Written by Bob Fraim, Long Time Fox Den Member & Historian
Fox Den Country Club is the result of one golfer’s enthusiasm for the game of golf and his desire to build one of America’s finest golf courses in the East Tennessee area. That person was Chester A. Massey, Insurance Executive of Knoxville.
After several years of extensive travel devoted to both meticulous review and research of country club planning and management and visitation to dozens of prime properties, Chester identified and chose acreage west of Knoxville for his golf course and planned residential community. From this area originally known as Concord, Tennessee, came the town of Farragut some 12 years later on January 16, 1980.

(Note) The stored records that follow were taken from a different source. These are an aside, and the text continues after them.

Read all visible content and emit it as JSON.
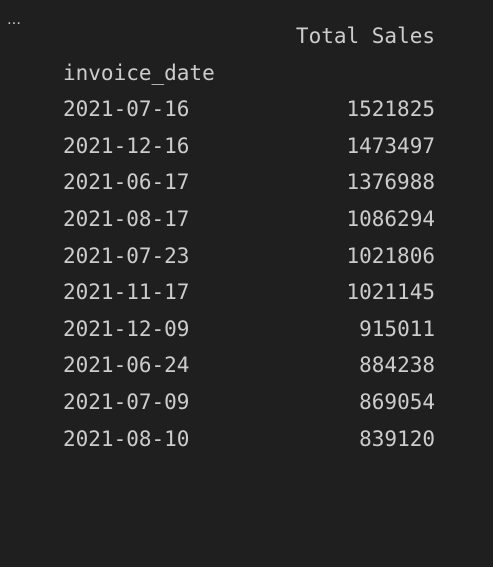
{
  "more_actions": "…",
  "table": {
    "column_header": "Total Sales",
    "index_name": "invoice_date",
    "rows": [
      {
        "date": "2021-07-16",
        "value": "1521825"
      },
      {
        "date": "2021-12-16",
        "value": "1473497"
      },
      {
        "date": "2021-06-17",
        "value": "1376988"
      },
      {
        "date": "2021-08-17",
        "value": "1086294"
      },
      {
        "date": "2021-07-23",
        "value": "1021806"
      },
      {
        "date": "2021-11-17",
        "value": "1021145"
      },
      {
        "date": "2021-12-09",
        "value": "915011"
      },
      {
        "date": "2021-06-24",
        "value": "884238"
      },
      {
        "date": "2021-07-09",
        "value": "869054"
      },
      {
        "date": "2021-08-10",
        "value": "839120"
      }
    ]
  }
}
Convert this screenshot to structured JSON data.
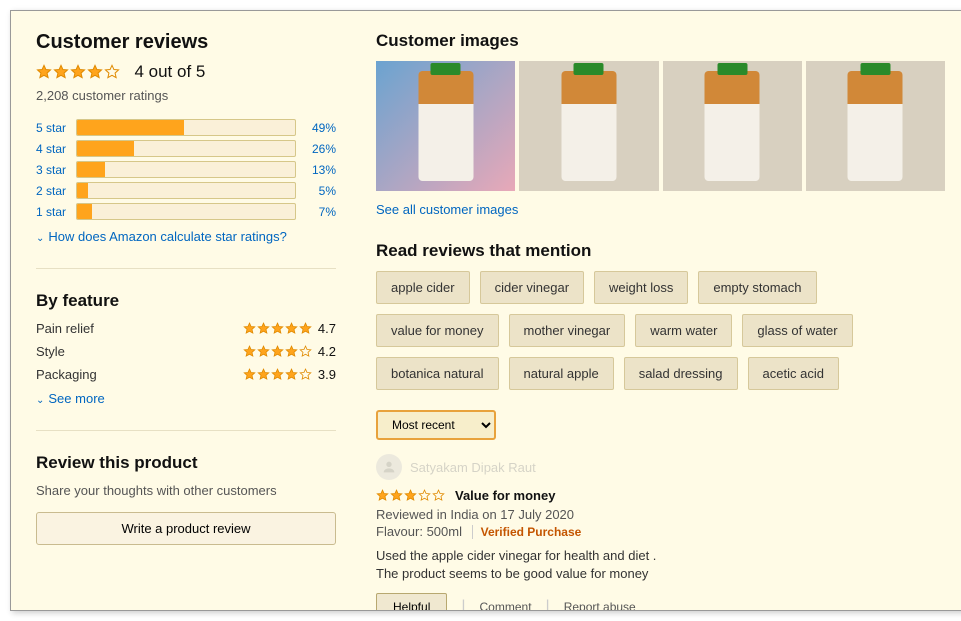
{
  "left": {
    "heading": "Customer reviews",
    "summary": "4 out of 5",
    "overall_stars": 4,
    "ratings_count": "2,208 customer ratings",
    "histogram": [
      {
        "label": "5 star",
        "pct": 49
      },
      {
        "label": "4 star",
        "pct": 26
      },
      {
        "label": "3 star",
        "pct": 13
      },
      {
        "label": "2 star",
        "pct": 5
      },
      {
        "label": "1 star",
        "pct": 7
      }
    ],
    "calc_link": "How does Amazon calculate star ratings?",
    "by_feature_heading": "By feature",
    "features": [
      {
        "name": "Pain relief",
        "stars": 5,
        "score": "4.7"
      },
      {
        "name": "Style",
        "stars": 4,
        "score": "4.2"
      },
      {
        "name": "Packaging",
        "stars": 4,
        "score": "3.9"
      }
    ],
    "see_more": "See more",
    "review_this_heading": "Review this product",
    "review_prompt": "Share your thoughts with other customers",
    "write_btn": "Write a product review"
  },
  "right": {
    "images_heading": "Customer images",
    "see_all_images": "See all customer images",
    "mentions_heading": "Read reviews that mention",
    "tags": [
      "apple cider",
      "cider vinegar",
      "weight loss",
      "empty stomach",
      "value for money",
      "mother vinegar",
      "warm water",
      "glass of water",
      "botanica natural",
      "natural apple",
      "salad dressing",
      "acetic acid"
    ],
    "sort_value": "Most recent",
    "reviewer_name": "Satyakam Dipak Raut",
    "review_stars": 3,
    "review_title": "Value for money",
    "review_meta": "Reviewed in India on 17 July 2020",
    "flavour": "Flavour: 500ml",
    "verified": "Verified Purchase",
    "review_body_1": "Used the apple cider vinegar for health and diet .",
    "review_body_2": "The product seems to be good value for money",
    "helpful": "Helpful",
    "comment": "Comment",
    "report": "Report abuse"
  }
}
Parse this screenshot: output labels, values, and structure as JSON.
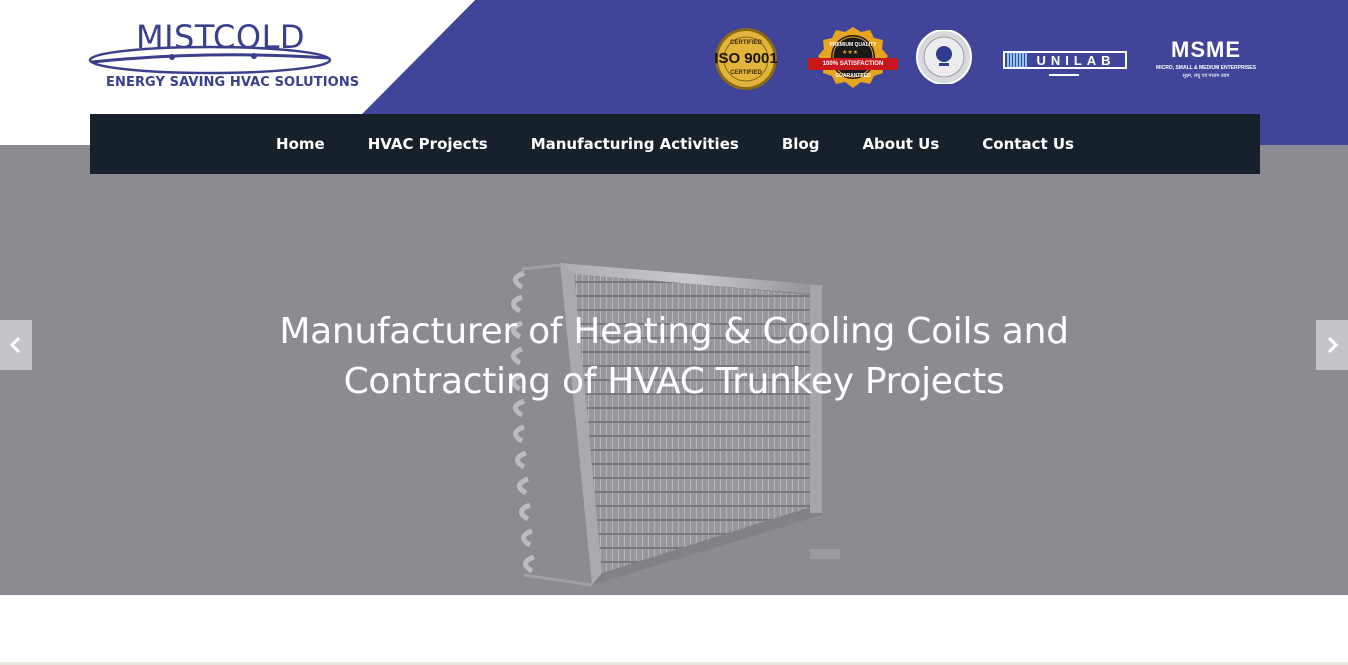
{
  "brand": {
    "name": "MISTCOLD",
    "tagline": "ENERGY SAVING HVAC SOLUTIONS",
    "colors": {
      "band": "#40459a",
      "nav": "#17212b",
      "logo": "#3a3f8c"
    }
  },
  "badges": {
    "iso": {
      "top": "CERTIFIED",
      "main": "ISO 9001",
      "bottom": "CERTIFIED"
    },
    "premium": {
      "top": "PREMIUM QUALITY",
      "ribbon": "100% SATISFACTION",
      "bottom": "GUARANTEED"
    },
    "certification": {
      "icon": "certification-seal-icon"
    },
    "unilab": {
      "text": "UNILAB"
    },
    "msme": {
      "title": "MSME",
      "subtitle": "MICRO, SMALL & MEDIUM ENTERPRISES",
      "subtitle_hindi": "सूक्ष्म, लघु एवं मध्यम उद्यम"
    }
  },
  "nav": {
    "items": [
      {
        "label": "Home"
      },
      {
        "label": "HVAC Projects"
      },
      {
        "label": "Manufacturing Activities"
      },
      {
        "label": "Blog"
      },
      {
        "label": "About Us"
      },
      {
        "label": "Contact Us"
      }
    ]
  },
  "hero": {
    "title_line1": "Manufacturer of Heating & Cooling Coils and",
    "title_line2": "Contracting of HVAC Trunkey Projects",
    "prev_icon": "chevron-left-icon",
    "next_icon": "chevron-right-icon"
  }
}
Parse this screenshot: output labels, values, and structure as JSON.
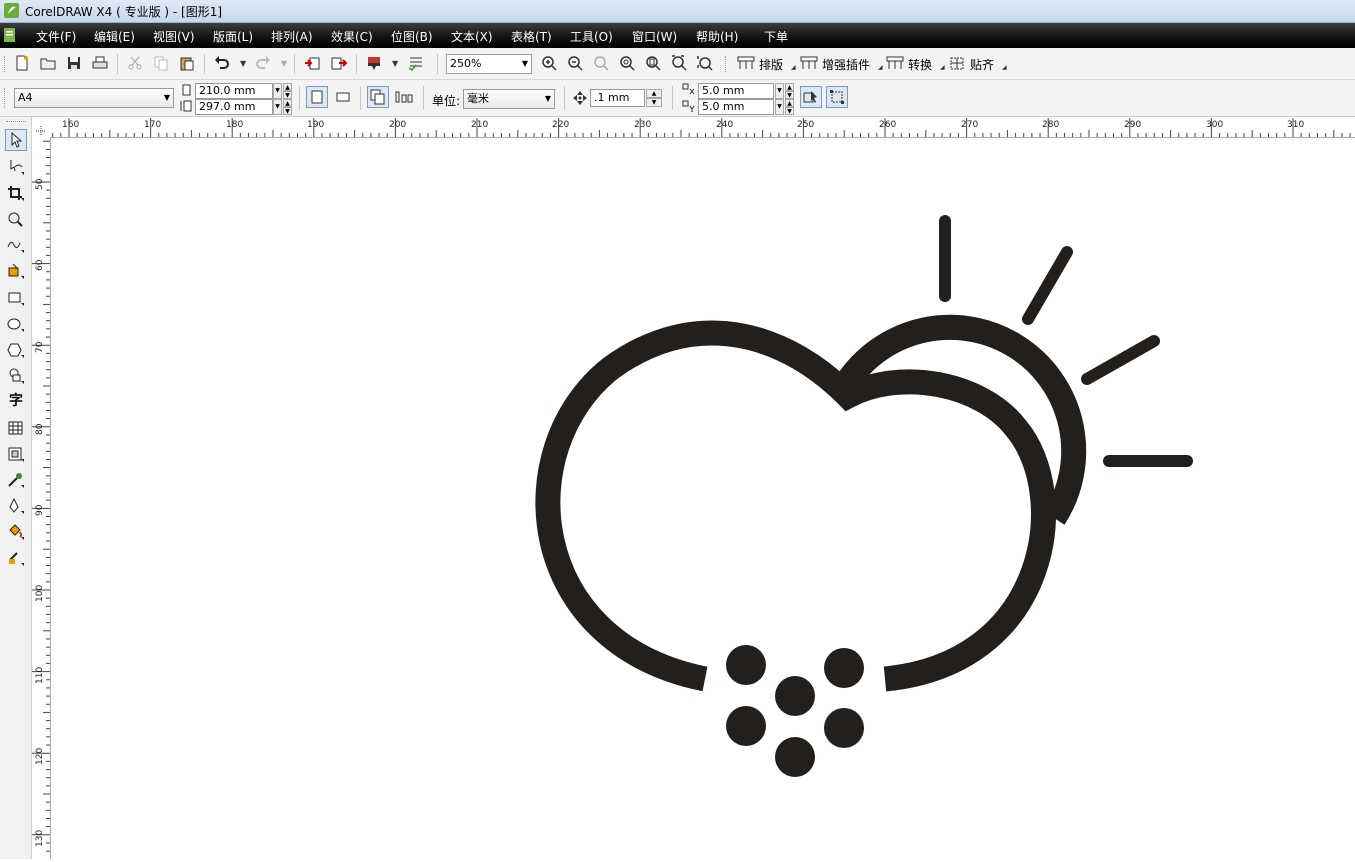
{
  "window": {
    "title": "CorelDRAW X4 ( 专业版 ) - [图形1]"
  },
  "menu": [
    {
      "label": "文件(F)"
    },
    {
      "label": "编辑(E)"
    },
    {
      "label": "视图(V)"
    },
    {
      "label": "版面(L)"
    },
    {
      "label": "排列(A)"
    },
    {
      "label": "效果(C)"
    },
    {
      "label": "位图(B)"
    },
    {
      "label": "文本(X)"
    },
    {
      "label": "表格(T)"
    },
    {
      "label": "工具(O)"
    },
    {
      "label": "窗口(W)"
    },
    {
      "label": "帮助(H)"
    },
    {
      "label": "下单"
    }
  ],
  "toolbar": {
    "zoom_value": "250%",
    "plugins": [
      {
        "label": "排版",
        "icon": "layout-icon"
      },
      {
        "label": "增强插件",
        "icon": "plugin-icon"
      },
      {
        "label": "转换",
        "icon": "convert-icon"
      },
      {
        "label": "贴齐",
        "icon": "snap-icon"
      }
    ]
  },
  "property_bar": {
    "page_size": "A4",
    "width": "210.0 mm",
    "height": "297.0 mm",
    "unit_label": "单位:",
    "unit_value": "毫米",
    "nudge": ".1 mm",
    "dup_x": "5.0 mm",
    "dup_y": "5.0 mm"
  },
  "rulers": {
    "horizontal": [
      "160",
      "170",
      "180",
      "190",
      "200",
      "210",
      "220",
      "230",
      "240",
      "250",
      "260",
      "270",
      "280",
      "290",
      "300",
      "310"
    ],
    "vertical": [
      "50",
      "60",
      "70",
      "80",
      "90",
      "100",
      "110",
      "120",
      "130"
    ]
  },
  "tools": [
    "pick-tool-icon",
    "shape-tool-icon",
    "crop-tool-icon",
    "zoom-tool-icon",
    "freehand-tool-icon",
    "smart-fill-icon",
    "rectangle-tool-icon",
    "ellipse-tool-icon",
    "polygon-tool-icon",
    "basic-shapes-icon",
    "text-tool-icon",
    "table-tool-icon",
    "interactive-tool-icon",
    "eyedropper-icon",
    "outline-tool-icon",
    "fill-tool-icon",
    "interactive-fill-icon"
  ],
  "colors": {
    "artwork": "#231f1c",
    "menubar": "#000000",
    "accent": "#7a9cc4"
  }
}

The Fox Den Bugle, official communication for Fox Den Country Club, issued its Volume 1, Number 1 issue in May 1968. That issue covered many of the highlights of what was to become one of the finest golf courses and country clubs, not only in the state of Tennessee and in the south, but also in America. The Board of Directors met initially on September 1, 1968.
The Bugle notes that famed golf course superintendent Willard Byrd and Associates cleared the land for the creation of the golf course. Credit was given to Mr. Byrd for construction of many of America’s finest golf courses, including Willow Creek in Boca Raton, Florida, McGregor Downs, Ledo Key, The Country Club of North Carolina, and other courses in the Hilton Head, South Carolina area.
Mr. Byrd was quoted as being extremely enthusiastic about his new project, stating “Fox Den is without a doubt one of the most beautiful pieces of land I’ve ever worked on. It has everything—rolling hills, beautiful wooded areas, and long fairway stretches, all located in front of the magnificent backdrop of the Great Smokies. Each of the 18 holes will have four large sets of tees. From the back tee, the course will measure 7,000 yards and have a course rating of 73.6, highest in the state. It will be one of the most exacting and exciting 18 holes in America. However, from the red and white tees, the course will be an enjoyable challenge even for the beginner.”
With the start of construction of the golf course, the old Oliver Kermit Everett farmhouse was remodeled and used as the first Clubhouse and Pro Shop on March 1, 1969. Our second Clubhouse (current Fitness Center) was opened to members on May 21, 1971, adjacent to the present tennis facilities.
On March 1, 1969, the club hired its first golf professional, Mickey Bessignano of Rumford, Rhode Island. Our first nine holes, opened for play on May 15, 1969, were seeded with windsor blue fairways and pencross greens. The first hole played was our 9th hole as we know it today. The nine holes were completed by playing our present 8th hole where there was a huge barn used as our original equipment storage area. The original purpose of this barn was as the largest breeding facility for mules in Tennessee.
The lower level of the new Clubhouse opened for business on Friday, June 9, 1995, and full services were provided Friday, June 16, 1995. In the early 2000’s, the interior of the former clubhouse was remodeled and outfitted as the Fox Den Fitness Center, an auxiliary facility to the new main Clubhouse.Fox Den’s Board of Directors announced on Thursday, December 16, 1994, that after 23 years of occupying the smaller Clubhouse, they selected Ferry-Hayes Designers, Inc. of Atlanta for the interior design and Michael Brady, Inc. of Knoxville as the architects of the new 34,000 square-foot Clubhouse we occupy today. Johnson & Galyon were selected as the general contractors. The full Fox Den Country Club membership voted approval of the $4,000,000 extended construction project. It was never in Chester Massey’s plans for Fox Den to have elaborate facilities for its members other than those provided through golf, tennis, swimming, and horseback riding. The horseback riding never happened due to success of home building around all 18 holes of golf. In 1978 the pool complex was relocated from the old Clubhouse, now the Fitness Center, to its current location.